On observe que les petites pelotes qu’apportent les abeilles, & qui sont attachées à leurs jambes postérieures, sont de diverses couleurs, suivant les différentes espèces de fleurs sur lesquelles est ramassée cette poussière des étamines dont elle est formée : cette diversité de couleurs peut encore être remarquée dans la cire brute qu’on sort des alvéoles, quoique d’une manière moins sensible. La cire, au contraire, a constamment une couleur uniforme : quand elle sort du laboratoire de l’abeille, elle est toujours d’un très-beau blanc, & en jaunissant, à mesure qu’elle vieillit, elle conserve l’uniformité de couleur. Si les abeilles n’y apportoient pas d’autre préparation que celle de la pétrir & de la broyer, sa couleur seroit bigarrée, c’est-à-dire, un mélange de plusieurs couleurs réunies, dont le résultat ne seroit jamais un beau blanc, tel qu’elle l’a au sortir de l’estomac de l’abeille.
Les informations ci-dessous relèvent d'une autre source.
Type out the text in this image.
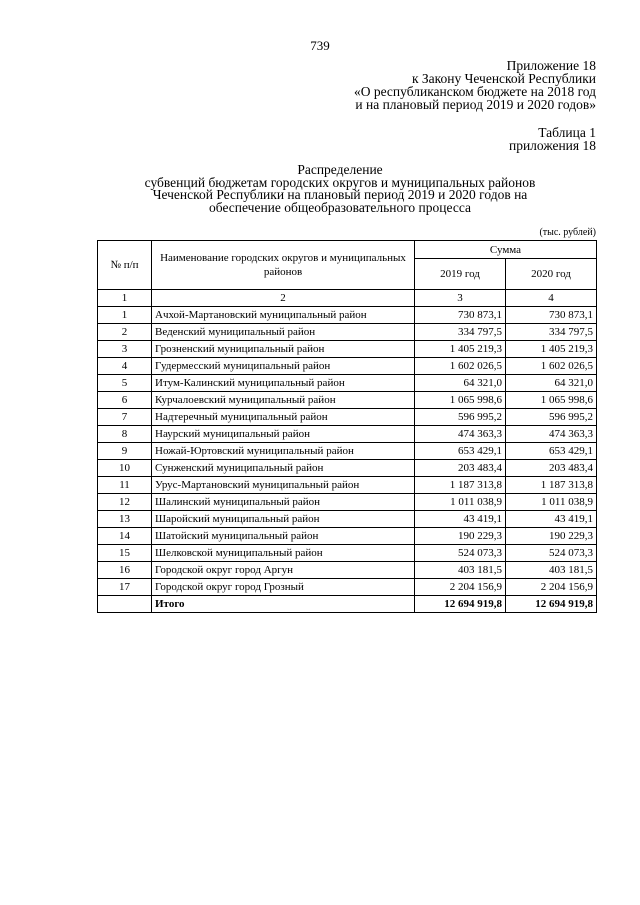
739
Приложение 18
к Закону Чеченской Республики
«О республиканском бюджете на 2018 год
и на плановый период 2019 и 2020 годов»
Таблица 1
приложения 18
Распределение
субвенций бюджетам городских округов и муниципальных районов
Чеченской Республики на плановый период 2019 и 2020 годов на
обеспечение общеобразовательного процесса
(тыс. рублей)
№ п/п	Наименование городских округов и муниципальных районов	Сумма	
		2019 год	2020 год
1	2	3	4
1	Ачхой-Мартановский муниципальный район	730 873,1	730 873,1
2	Веденский муниципальный район	334 797,5	334 797,5
3	Грозненский муниципальный район	1 405 219,3	1 405 219,3
4	Гудермесский муниципальный район	1 602 026,5	1 602 026,5
5	Итум-Калинский муниципальный район	64 321,0	64 321,0
6	Курчалоевский муниципальный район	1 065 998,6	1 065 998,6
7	Надтеречный муниципальный район	596 995,2	596 995,2
8	Наурский муниципальный район	474 363,3	474 363,3
9	Ножай-Юртовский муниципальный район	653 429,1	653 429,1
10	Сунженский муниципальный район	203 483,4	203 483,4
11	Урус-Мартановский муниципальный район	1 187 313,8	1 187 313,8
12	Шалинский муниципальный район	1 011 038,9	1 011 038,9
13	Шаройский муниципальный район	43 419,1	43 419,1
14	Шатойский муниципальный район	190 229,3	190 229,3
15	Шелковской муниципальный район	524 073,3	524 073,3
16	Городской округ город Аргун	403 181,5	403 181,5
17	Городской округ город Грозный	2 204 156,9	2 204 156,9
	Итого	12 694 919,8	12 694 919,8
Un essaim qui part, & qu’on place tout de suite dans une ruche, y commence d’abord les premières ébauches d’un gâteau, souvent même à l’arbre où on l’a pris ; cependant aucune des abeilles dont l’essaim est composé, ne porte de pelote de cire à ses jambes, à moins qu’il n’y en ait quelqu’une de celles qui retournoient de la provision, lorsque l’essaim est parti, & qui ait été entraînée par le tumulte qui s’est fait au moment du départ ; & leur provision apparente n’est jamais capable de fournir les matériaux nécessaires qu’emploie dans un jour un essaim pour bâtir un gâteau de dix-sept à dix-huit pouces de long, sur quatre ou cinq de large, sans qu’il soit sorti pour aller à la récolte : c’est ce qu’on peut observer soi-même en tenant renfermé un essaim pendant vingt-quatre heures, immédiatement après l’avoir placé dans une ruche. Qu’on sorte enfin brusquement des abeilles de leur habitation pour les placer dans une autre, dans la saison qu’elles travaillent en cire : ne s’attendant point à ce délogement précipité, elles ne pourront certainement pas se pourvoir & emporter à leurs pattes de petites pelotes de cire qu’on ne leur donne pas le temps de préparer : cependant elles seront à peine dans leur nouvelle habitation qu’elles y travailleront, & commenceront un gâteau. Qu’on ouvre leur estomac, on le trouvera rempli de cire sous la forme d’une liqueur un peu épaisse ; souvent les globules de poussière auront encore leur première figure : il est aisé de s’en convaincre, en les observant avec une forte loupe.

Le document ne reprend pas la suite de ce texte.